Graduate Institute of Biomedical Informatics, College of Medical Science and Technology, Taipei Medical University, Taipei 11031, Taiwan; Department of Medical Physiology, College of Medicine, University of Nahdlatul Ulama Surabaya, Surabaya 60237, Indonesia.
Department of Medical Physiology, College of Medicine, University of Nahdlatul Ulama Surabaya, Surabaya 60237, Indonesia; Graduate Institute of Biomedical Informatics, College of Medical Science and Technology, Taipei Medical University, Taipei 11031, Taiwan; Clinical Big Data Research Center, Taipei Medical University Hospital, Taipei 11031, Taiwan.
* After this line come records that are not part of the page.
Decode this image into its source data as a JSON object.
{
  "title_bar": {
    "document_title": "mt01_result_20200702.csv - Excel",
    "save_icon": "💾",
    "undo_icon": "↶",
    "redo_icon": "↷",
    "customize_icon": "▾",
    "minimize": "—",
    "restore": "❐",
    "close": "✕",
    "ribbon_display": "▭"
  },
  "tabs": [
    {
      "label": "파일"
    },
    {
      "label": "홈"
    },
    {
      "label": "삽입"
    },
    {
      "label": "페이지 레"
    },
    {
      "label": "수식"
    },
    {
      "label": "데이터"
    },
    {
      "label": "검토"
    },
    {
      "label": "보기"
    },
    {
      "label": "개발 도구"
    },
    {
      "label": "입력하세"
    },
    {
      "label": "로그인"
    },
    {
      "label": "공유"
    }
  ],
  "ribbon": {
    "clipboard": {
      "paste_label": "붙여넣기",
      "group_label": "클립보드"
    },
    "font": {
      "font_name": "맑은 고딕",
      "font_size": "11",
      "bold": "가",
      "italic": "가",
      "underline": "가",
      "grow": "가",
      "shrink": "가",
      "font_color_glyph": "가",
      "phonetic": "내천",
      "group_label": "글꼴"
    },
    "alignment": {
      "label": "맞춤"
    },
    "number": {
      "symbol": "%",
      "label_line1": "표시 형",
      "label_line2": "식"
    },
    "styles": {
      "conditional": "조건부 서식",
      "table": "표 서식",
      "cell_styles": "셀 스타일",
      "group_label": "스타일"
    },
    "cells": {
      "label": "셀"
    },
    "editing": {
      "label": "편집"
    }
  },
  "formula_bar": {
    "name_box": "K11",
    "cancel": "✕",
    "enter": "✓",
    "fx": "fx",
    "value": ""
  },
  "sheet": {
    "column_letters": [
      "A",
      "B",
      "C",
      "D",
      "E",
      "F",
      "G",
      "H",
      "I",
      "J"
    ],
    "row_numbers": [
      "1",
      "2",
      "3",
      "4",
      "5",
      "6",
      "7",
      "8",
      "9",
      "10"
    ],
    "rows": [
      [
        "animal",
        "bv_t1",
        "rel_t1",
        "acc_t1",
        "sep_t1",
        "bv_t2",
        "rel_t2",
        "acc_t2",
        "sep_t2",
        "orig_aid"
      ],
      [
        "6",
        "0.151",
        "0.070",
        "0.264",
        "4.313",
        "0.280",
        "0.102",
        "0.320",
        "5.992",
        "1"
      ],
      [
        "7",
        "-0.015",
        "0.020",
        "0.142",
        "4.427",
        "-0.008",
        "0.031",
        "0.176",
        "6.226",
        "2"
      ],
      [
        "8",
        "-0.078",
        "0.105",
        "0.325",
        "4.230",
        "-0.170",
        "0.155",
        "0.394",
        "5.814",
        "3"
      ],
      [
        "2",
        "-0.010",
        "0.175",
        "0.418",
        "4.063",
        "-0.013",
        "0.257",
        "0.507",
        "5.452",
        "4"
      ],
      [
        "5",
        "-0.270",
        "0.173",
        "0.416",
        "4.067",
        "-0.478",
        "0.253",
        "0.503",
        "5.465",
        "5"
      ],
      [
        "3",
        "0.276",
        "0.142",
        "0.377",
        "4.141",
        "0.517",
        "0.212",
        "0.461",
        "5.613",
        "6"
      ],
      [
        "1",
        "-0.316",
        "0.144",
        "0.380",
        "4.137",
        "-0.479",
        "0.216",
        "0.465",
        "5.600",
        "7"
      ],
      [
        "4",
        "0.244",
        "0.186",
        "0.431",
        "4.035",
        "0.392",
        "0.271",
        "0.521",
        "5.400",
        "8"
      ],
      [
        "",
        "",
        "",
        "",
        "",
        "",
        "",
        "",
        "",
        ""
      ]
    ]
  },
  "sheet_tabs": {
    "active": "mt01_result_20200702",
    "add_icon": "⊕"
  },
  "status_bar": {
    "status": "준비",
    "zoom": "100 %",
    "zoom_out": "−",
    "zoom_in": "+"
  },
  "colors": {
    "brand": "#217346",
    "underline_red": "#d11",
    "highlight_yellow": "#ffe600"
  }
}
EBioMedicine. 2020 Apr;54:102710. doi: 10.1016/j.ebiom.2020.102710. Epub 2020 Apr 10.
We developed and validated an artificial intelligence (AI)-assisted prediction of preeclampsia applied to a nationwide health insurance dataset in Indonesia.
The BPJS Kesehatan dataset have been preprocessed using a nested case-control design into preeclampsia/eclampsia (n = 3318) and normotensive pregnant women (n = 19,883) from all women with one pregnancy. The dataset provided 95 features consisting of demographic variables and medical histories started from 24 months to event and ended by delivery as the event. Six algorithms were compared by area under the receiver operating characteristics curve (AUROC) with a subgroup analysis by time to the event. We compared our model to similar prediction models from systematically reviewed studies. In addition, we conducted a text mining analysis based on natural language processing techniques to interpret our modeling results.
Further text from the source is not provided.